Or, How Bacardi Found His Voice
A few days ago I received one of those friendly little reminders from Facebook about what I was doing “3 years go today.” There was a photo of our cat, Bacardi (albeit 5 pounds skinnier), captioned “tomorrow this little guy is leaving the heat of Australia and heading off to Canada ahead of us. Can’t believe this move is actually happening!”
I’m sure he wouldn’t have believed what we were about to do to him either.
It’s been three years since we latched Bacardi into his little airline approved pet crate and sent him on his way with Aussie Pet and Animal Travel. He would fly from Brisbane to Sydney; have a rest stop in Sydney, fly from Sydney to Vancouver (for another rest stop) and then on to Winnipeg. He would go from a 40 degree Brisbane, to a negative 40 degree Canada, all within the space a few days.
When planning our move to Canada, leaving Bacardi behind was never a question. The three of us were a family. If we were moving so was he. Even though the cost of shipping Bacardi with the pet agency made us wish that he was a bit more of a financially contributing member.
Bacardi lived a charmed life in Australia. He came and went as he pleased; our windows and back door always open against the tropical heat of Queensland. We had a large yard, in which was a benevolent ruler. Thorough border patrols were conducted daily for lizards or noisy parakeets. He wouldn’t stand for them screeching at him from the branches of the avocado tree. Possums he graciously tolerated. From time to time he would even let the odd one eat from his bowl.
The first few months in Canada were tough. It was one of the coldest, snowiest winters in Canada and none of us were used to the being cooped up indoors or the limited hours of daylight. I cried. Johnny cried. Bacardi, a previously very nonverbal cat, suddenly found his voice and cried too. His days of patrolling the neighbourhood against unruly possums and dive-bombing magpies were over.
The first turning point came when we adopted our second cat KC, one snowy night just before Christmas. KC with his crooked tale and missing, frost bitten lip who had been found living in the insulation shed of a lumberyard. He was supposed to be a foster cat of my aunt. Johnny bonded with him and he came home with us, Bacardi’s new brother.

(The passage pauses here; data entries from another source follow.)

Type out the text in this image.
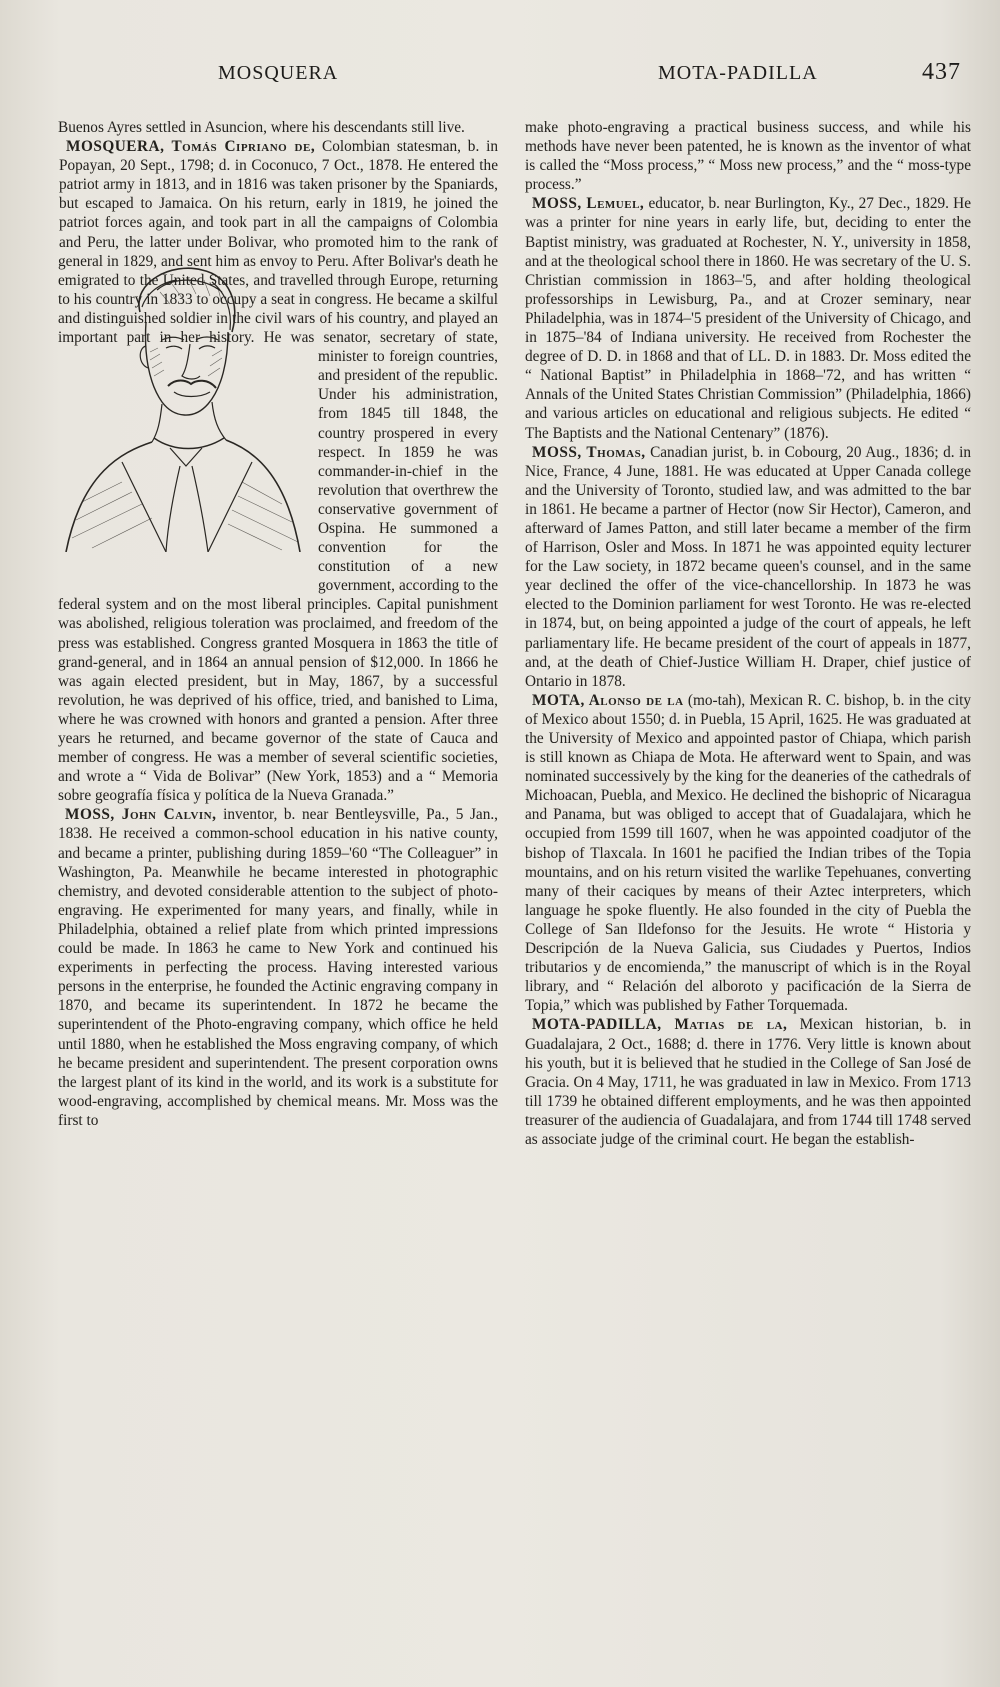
MOSQUERA	MOTA-PADILLA	437

Buenos Ayres settled in Asuncion, where his descendants still live.

MOSQUERA, Tomás Cipriano de, Colombian statesman, b. in Popayan, 20 Sept., 1798; d. in Coconuco, 7 Oct., 1878. He entered the patriot army in 1813, and in 1816 was taken prisoner by the Spaniards, but escaped to Jamaica. On his return, early in 1819, he joined the patriot forces again, and took part in all the campaigns of Colombia and Peru, the latter under Bolivar, who promoted him to the rank of general in 1829, and sent him as envoy to Peru. After Bolivar's death he emigrated to the United States, and travelled through Europe, returning to his country in 1833 to occupy a seat in congress. He became a skilful and distinguished soldier in the civil wars of his country, and played an important part in her history. He was senator, secretary of state, minister to foreign countries, and president of the republic. Under his administration, from 1845 till 1848, the country prospered in every respect. In 1859 he was commander-in-chief in the revolution that overthrew the conservative government of Ospina. He summoned a convention for the constitution of a new government, according to the federal system and on the most liberal principles. Capital punishment was abolished, religious toleration was proclaimed, and freedom of the press was established. Congress granted Mosquera in 1863 the title of grand-general, and in 1864 an annual pension of $12,000. In 1866 he was again elected president, but in May, 1867, by a successful revolution, he was deprived of his office, tried, and banished to Lima, where he was crowned with honors and granted a pension. After three years he returned, and became governor of the state of Cauca and member of congress. He was a member of several scientific societies, and wrote a “ Vida de Bolivar” (New York, 1853) and a “ Memoria sobre geografía física y política de la Nueva Granada.”

MOSS, John Calvin, inventor, b. near Bentleysville, Pa., 5 Jan., 1838. He received a common-school education in his native county, and became a printer, publishing during 1859–'60 “The Colleaguer” in Washington, Pa. Meanwhile he became interested in photographic chemistry, and devoted considerable attention to the subject of photo-engraving. He experimented for many years, and finally, while in Philadelphia, obtained a relief plate from which printed impressions could be made. In 1863 he came to New York and continued his experiments in perfecting the process. Having interested various persons in the enterprise, he founded the Actinic engraving company in 1870, and became its superintendent. In 1872 he became the superintendent of the Photo-engraving company, which office he held until 1880, when he established the Moss engraving company, of which he became president and superintendent. The present corporation owns the largest plant of its kind in the world, and its work is a substitute for wood-engraving, accomplished by chemical means. Mr. Moss was the first to

make photo-engraving a practical business success, and while his methods have never been patented, he is known as the inventor of what is called the “Moss process,” “ Moss new process,” and the “ moss-type process.”

MOSS, Lemuel, educator, b. near Burlington, Ky., 27 Dec., 1829. He was a printer for nine years in early life, but, deciding to enter the Baptist ministry, was graduated at Rochester, N. Y., university in 1858, and at the theological school there in 1860. He was secretary of the U. S. Christian commission in 1863–'5, and after holding theological professorships in Lewisburg, Pa., and at Crozer seminary, near Philadelphia, was in 1874–'5 president of the University of Chicago, and in 1875–'84 of Indiana university. He received from Rochester the degree of D. D. in 1868 and that of LL. D. in 1883. Dr. Moss edited the “ National Baptist” in Philadelphia in 1868–'72, and has written “ Annals of the United States Christian Commission” (Philadelphia, 1866) and various articles on educational and religious subjects. He edited “ The Baptists and the National Centenary” (1876).

MOSS, Thomas, Canadian jurist, b. in Cobourg, 20 Aug., 1836; d. in Nice, France, 4 June, 1881. He was educated at Upper Canada college and the University of Toronto, studied law, and was admitted to the bar in 1861. He became a partner of Hector (now Sir Hector), Cameron, and afterward of James Patton, and still later became a member of the firm of Harrison, Osler and Moss. In 1871 he was appointed equity lecturer for the Law society, in 1872 became queen's counsel, and in the same year declined the offer of the vice-chancellorship. In 1873 he was elected to the Dominion parliament for west Toronto. He was re-elected in 1874, but, on being appointed a judge of the court of appeals, he left parliamentary life. He became president of the court of appeals in 1877, and, at the death of Chief-Justice William H. Draper, chief justice of Ontario in 1878.

MOTA, Alonso de la (mo-tah), Mexican R. C. bishop, b. in the city of Mexico about 1550; d. in Puebla, 15 April, 1625. He was graduated at the University of Mexico and appointed pastor of Chiapa, which parish is still known as Chiapa de Mota. He afterward went to Spain, and was nominated successively by the king for the deaneries of the cathedrals of Michoacan, Puebla, and Mexico. He declined the bishopric of Nicaragua and Panama, but was obliged to accept that of Guadalajara, which he occupied from 1599 till 1607, when he was appointed coadjutor of the bishop of Tlaxcala. In 1601 he pacified the Indian tribes of the Topia mountains, and on his return visited the warlike Tepehuanes, converting many of their caciques by means of their Aztec interpreters, which language he spoke fluently. He also founded in the city of Puebla the College of San Ildefonso for the Jesuits. He wrote “ Historia y Descripción de la Nueva Galicia, sus Ciudades y Puertos, Indios tributarios y de encomienda,” the manuscript of which is in the Royal library, and “ Relación del alboroto y pacificación de la Sierra de Topia,” which was published by Father Torquemada.

MOTA-PADILLA, Matias de la, Mexican historian, b. in Guadalajara, 2 Oct., 1688; d. there in 1776. Very little is known about his youth, but it is believed that he studied in the College of San José de Gracia. On 4 May, 1711, he was graduated in law in Mexico. From 1713 till 1739 he obtained different employments, and he was then appointed treasurer of the audiencia of Guadalajara, and from 1744 till 1748 served as associate judge of the criminal court. He began the establish-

We weren’t sure how Bacardi would handle the arrival of a new, adult male cat. But KC is the easiest going, teddy bear of a cat. He took to Bacardi straight away, despite Bacardi’s skepticism. He followed Bacardi around, cuddling up against his turned back at night or licking his paws while he slept. He forced Bacardi to love him back.
In a few months the cats become the sweetest friends. Soon the two of them were racing around the house and tearing up and down the furniture. Bacardi, who had been listless and moody for the first month in Canada, suddenly perked up.
And eventually the snow melted and Bacardi braved his new world. There weren’t possums to befriend, but there were rabbits to chase, geese to be chased by, mice to hunt and even deer that followed him around the field behind our house. The days were long, the sun was warm and his new surrounds were endless.
We won’t live in Canada forever. Eventually Bacardi (and KC too) will go through the entire process again. But this time, I’m glad they will have each other.
Here are a few things to keep in mind when immigrating with your cat:
- Do your research. Which, if you’re reading this, means you’ve already started! But really, talk to friends, get on the forums, read past the first page of Google. The last thing you want is to get everything together, only to find out that the country you’re moving to have changed their rules or that your pet is on the list of those that aren’t allowed to fly.
- Decide early on if you want to go with an agency or do the leg work yourself. Flying out of Australia require you to use an agency so we didn’t have a choice. Flying back can be done by yourself. We didn’t mind paying extra to have all the paper work handled by experts and it was comforting knowing that Bacardi had several comfort stops en route to Canada.
- Give yourself lots of time. We started prepping Bacardi for Canada three to four months we left to give us enough time to gather the paperwork, complete all the vet visits and secure his travel with the pet shipping agency. The Australian Agriculture website has a nifty calculator that you can use to work out the pre export treatment date for your pet. While not everything applied to Canada, the site gave us a good idea of general time lines that can be applied to most international moves.
- Go with your gut. Aussie Pet and Animal Travel wasn’t the first agency to pop up in my Google search and neither did they have the flashiest website. But chatting to them, I felt comfortable straight away and knew that they would be the ones to take care of Bacardi.
- Not matter what country you’re planning on moving to, IPATA is your friend. They can also help you find an accredited pet-shipping agency and are full of useful resources. Be patient, kind and compassionate. A move is a huge and scary thing for a cat. Three years later and Bacardi still doesn’t like to be picked up or handled. He met a lot of strange people in the last few months before we left, several who groped, injected and grabbed him. The poor guy has since lost the acceptance he had for strangers in Australia.
- If you’re making your own arrangements, pick your airline wisely. There are plenty of airlines that allow pets to be transported internationally, but not all pet policies are created equal. Your preferred air line might not be your pets best option.
Have you moved overseas with your pet? How did you and your pet handle the change?